Что поражало Маракулина, а сначала совсем было оттолкнуло от Верочки, это крайняя ее самоуверенность, непомерная заносчивость и самохвальство, не уступающее скоморошьему зазыванью. Просто совестно становилось за нее. А всякое возражение принималось ею, как оскорбление. И туда занесется она, где уж всякие слова уравняются и всем словам пойдет один смысл – не клик провидящих, а вызов, жуткий крик о каком-то праве своем, перебить, как сказывает старина, всю поднебесную силу, случись только лестница на небеса, случись же кольцо в земле, повернуть всю землю вверх дном. А главное, заносящийся так, жутким криком кричащий о своем праве, никогда, ведь, своего крика не слышит. И жалко становилось Верочку.

Она говорила, что она великая актриса, ей не только не надо учиться, у ней все должны учиться, а если поступила она в какую-то глупую школу, то лишь для того, чтобы пробить себе дорогу. Без этого не обойдешься. И она пробьет себе дорогу, откроет свой клад и тогда увидят.

– И тогда увидят, – надрывалась Верочка, – многие пожалеют, да будет поздно! – и, перебирая имена знаменитостей и как бы сравнивая с собою, улыбалась не то с презрением, не то с сожалением, – вот меня вы посмотрите! – и глаза вспыхивали восторгом и горели жгучею ненавистью, – я покажу, кто я, всему миру, и пускай они увидят…

«Но кто такое они?» – спрашивал себя не раз Маракулин, часто, все чаще задумываясь о Верочке. Верочка о себе не прочь порассказать, но как-то все по-разному, и не поймешь, где настоящая правда, а где правда такая.

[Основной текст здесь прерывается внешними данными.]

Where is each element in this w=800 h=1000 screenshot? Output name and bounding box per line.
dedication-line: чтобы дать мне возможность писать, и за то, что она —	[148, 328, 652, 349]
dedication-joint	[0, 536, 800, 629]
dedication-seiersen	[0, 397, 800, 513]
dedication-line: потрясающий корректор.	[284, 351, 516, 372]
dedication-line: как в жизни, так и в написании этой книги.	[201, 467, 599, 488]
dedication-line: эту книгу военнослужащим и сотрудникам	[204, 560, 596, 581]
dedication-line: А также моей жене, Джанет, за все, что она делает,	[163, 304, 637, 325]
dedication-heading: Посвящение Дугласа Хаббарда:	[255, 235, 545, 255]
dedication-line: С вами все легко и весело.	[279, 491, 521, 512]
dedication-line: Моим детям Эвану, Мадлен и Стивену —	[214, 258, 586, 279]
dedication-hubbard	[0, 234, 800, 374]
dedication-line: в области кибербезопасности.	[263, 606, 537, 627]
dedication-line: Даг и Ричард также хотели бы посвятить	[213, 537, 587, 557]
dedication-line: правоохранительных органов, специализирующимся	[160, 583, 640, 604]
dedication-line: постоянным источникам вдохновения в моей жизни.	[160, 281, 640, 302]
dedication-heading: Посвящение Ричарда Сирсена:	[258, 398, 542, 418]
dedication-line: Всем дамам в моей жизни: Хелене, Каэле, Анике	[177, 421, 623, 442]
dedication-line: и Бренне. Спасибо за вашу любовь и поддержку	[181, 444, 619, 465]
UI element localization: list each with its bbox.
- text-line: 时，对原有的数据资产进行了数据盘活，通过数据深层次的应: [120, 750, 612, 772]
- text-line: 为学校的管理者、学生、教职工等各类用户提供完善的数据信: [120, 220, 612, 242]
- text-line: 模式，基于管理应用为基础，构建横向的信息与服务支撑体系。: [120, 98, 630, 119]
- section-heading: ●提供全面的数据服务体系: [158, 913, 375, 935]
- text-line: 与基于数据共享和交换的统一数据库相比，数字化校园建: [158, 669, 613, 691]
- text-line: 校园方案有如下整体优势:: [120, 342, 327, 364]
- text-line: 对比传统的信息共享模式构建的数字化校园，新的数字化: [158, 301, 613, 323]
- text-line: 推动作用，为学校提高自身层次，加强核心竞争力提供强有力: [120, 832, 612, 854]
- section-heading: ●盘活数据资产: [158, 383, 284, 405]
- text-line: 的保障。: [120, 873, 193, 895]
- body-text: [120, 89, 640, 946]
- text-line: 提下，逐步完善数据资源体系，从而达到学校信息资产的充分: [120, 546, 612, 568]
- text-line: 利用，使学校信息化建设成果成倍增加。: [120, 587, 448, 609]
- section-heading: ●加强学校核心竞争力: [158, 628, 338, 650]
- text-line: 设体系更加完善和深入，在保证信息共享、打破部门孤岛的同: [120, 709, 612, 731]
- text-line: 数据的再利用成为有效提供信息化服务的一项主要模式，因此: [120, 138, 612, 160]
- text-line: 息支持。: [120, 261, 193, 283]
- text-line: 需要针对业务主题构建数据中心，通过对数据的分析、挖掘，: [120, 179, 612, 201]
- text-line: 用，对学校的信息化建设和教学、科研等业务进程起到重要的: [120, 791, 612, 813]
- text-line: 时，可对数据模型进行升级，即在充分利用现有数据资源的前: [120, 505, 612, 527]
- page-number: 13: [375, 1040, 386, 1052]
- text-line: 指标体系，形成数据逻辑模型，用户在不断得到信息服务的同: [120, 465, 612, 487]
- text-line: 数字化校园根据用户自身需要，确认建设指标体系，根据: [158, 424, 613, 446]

По смерти отца она осталась маленькой. Отец – офицер. Из Вознесенска Херсонского, где стоял полк, мать ее в Москву переехала и поступила экономкой к старому генералу, родственнику мужа. Верочка училась в институте, и еще не кончила, умерла мать. У генерала бывал богач заводчик Вакуев, вел с генералом какие-то выгодные дела, не молодой, но крепкий и красавец, так по Москве слыл. Анисим Никитич ухаживать стал за Верочкой и ей понравился. И как-то так случилось, Верочка с согласия генерала переехала к Вакуеву. У Вакуева на Арбате был старый барский особняк. Жена Вакуева померла, дети устроились и только три барышни и уж в летах – три племянницы, взятые им после смерти разорившегося брата, хозяйничали в его доме. Год прожила Верочка у Вакуева и, надо полагать, за этот год надоела ему, и еще надо полагать, что жизнь ее на Арбате была не из веселых. Анисим, по ее рассказам, любил перемену, разнообразие и ему все удавалось и с рук все сходило. Анисим и в Петербург отправил ее учиться и высылал ей тридцать рублей в месяц, на эти деньги она и жила.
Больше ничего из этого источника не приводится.